006 : BikeFlow: Investigating User Behavior in the FordGo Bike Sharing Network

The BikeFlow project is a comprehensive analysis of the FordGo regional public bicycle sharing system in California's San Francisco Bay Area. Using a dataset of over 2 million data points, the project aims to uncover usage patterns between the different user groups of the bike sharing system.

About Dataset

FordGo is a regional public bicycle sharing system in California's San Francisco Bay Area. It is operated by Motivate in a partnership with the Metropolitan Transportation Commission and the Bay Area Air Quality Management District. Bay Wheels is 'the first regional and large-scale bicycle sharing system deployed in California and on the West Coast of the United States. It was established as Bay Area Bike Share in August 2013. the system was officially re-launched as Ford GoBike in a partnership with Ford Motor Company.
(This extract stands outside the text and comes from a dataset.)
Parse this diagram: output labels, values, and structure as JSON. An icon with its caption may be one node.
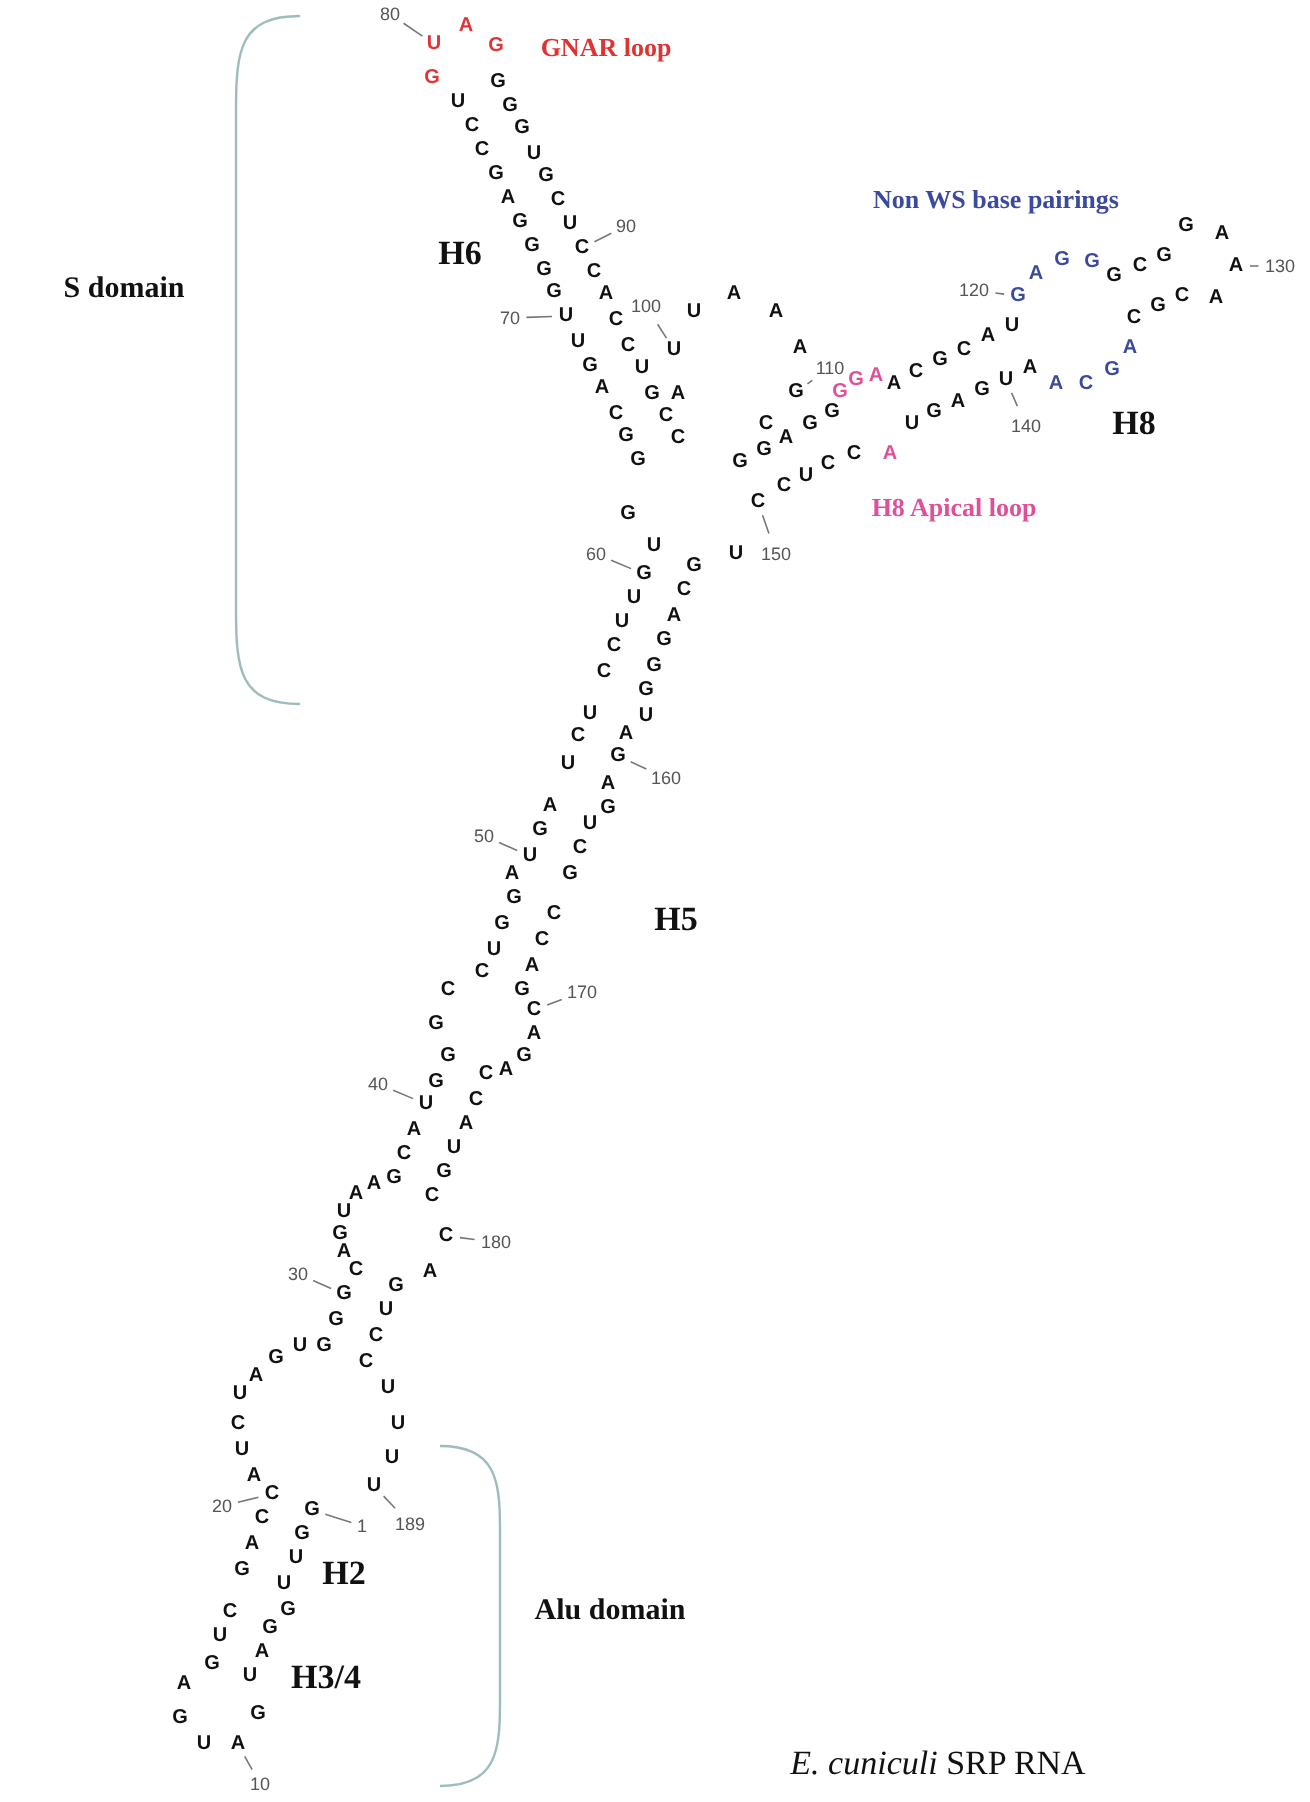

After Motivate's acquisition by Lyft, the system was renamed to Bay Wheels on June 11, 2019. This investigation explores a dataset containing FordGo's trip data for each month in the year 2019.

Key Insights

- FordGo or Bay Wheels differentiate between two user groups; "Subscribers" who are members of an annual or a monthly plan, and "Customers" who pay for each single trip. During the investigation period, 80.7% of users were "Subscribers", while 19.3% were "Customers".

- A question of interest for this analysis is to know when when most trips taken in terms of time of day or month of the year, From investigating the dataset most trips are taken at late hour of the day most trips are taken during weekdays rather than weekends. thursdays and tuesdays are the most prefered days to take a trip. on average, trips on weekends tend to be slightly longer than on weekdays and has less outliers and more spread distribution

- Most trips were taken in the month of March and April but drastically drops in the month of December. changes in monthly trips count tended to be similar for both user groups; this pattern persists till November and in the month of December, the number of "Customers" became, higher than this of "Subscribers".

- for both users, trips peak around the hours of 8-9am and 5-6pm but drops around 10am - 3pm. though it seems to drop more significantly for subscribers customer's trips tends to peak on the 12th, 13th and 19th day but seems to drop significantly on the 14th and 15th day, while for subscribers, it peaks on the 11th and 12th day but drops on the 15th and 27th day subscribers trips peaks mostly on weekdays but significantly drops on weekends while customers demand seem consistent accross the entire week, we could assume that most subscribers use bikes to and from their works based on our findings for trips per hour

- Trip durations in the dataset ranges from 1minute to about 90minutes. The distribution is right-skewed on a linear scale but when plotted on a logarithmic scale, the distribution of trip durations gets closer to normal but with a rough shape.

- Customers tend to have more duration in their trips than Subscribers and their distribution also have more spread compared to Subscribers. In other words, Customers tend to vary their trip durations, while Subscribers mostly use the service for short trips.

Duration distribution has more spread on weekends for both user types but is more apparent for Customers, and the meadian trip duration for Customers has more spread which means Customers tend, on average, to take longer trips, and their trips' durations vary more compared to Subscribers.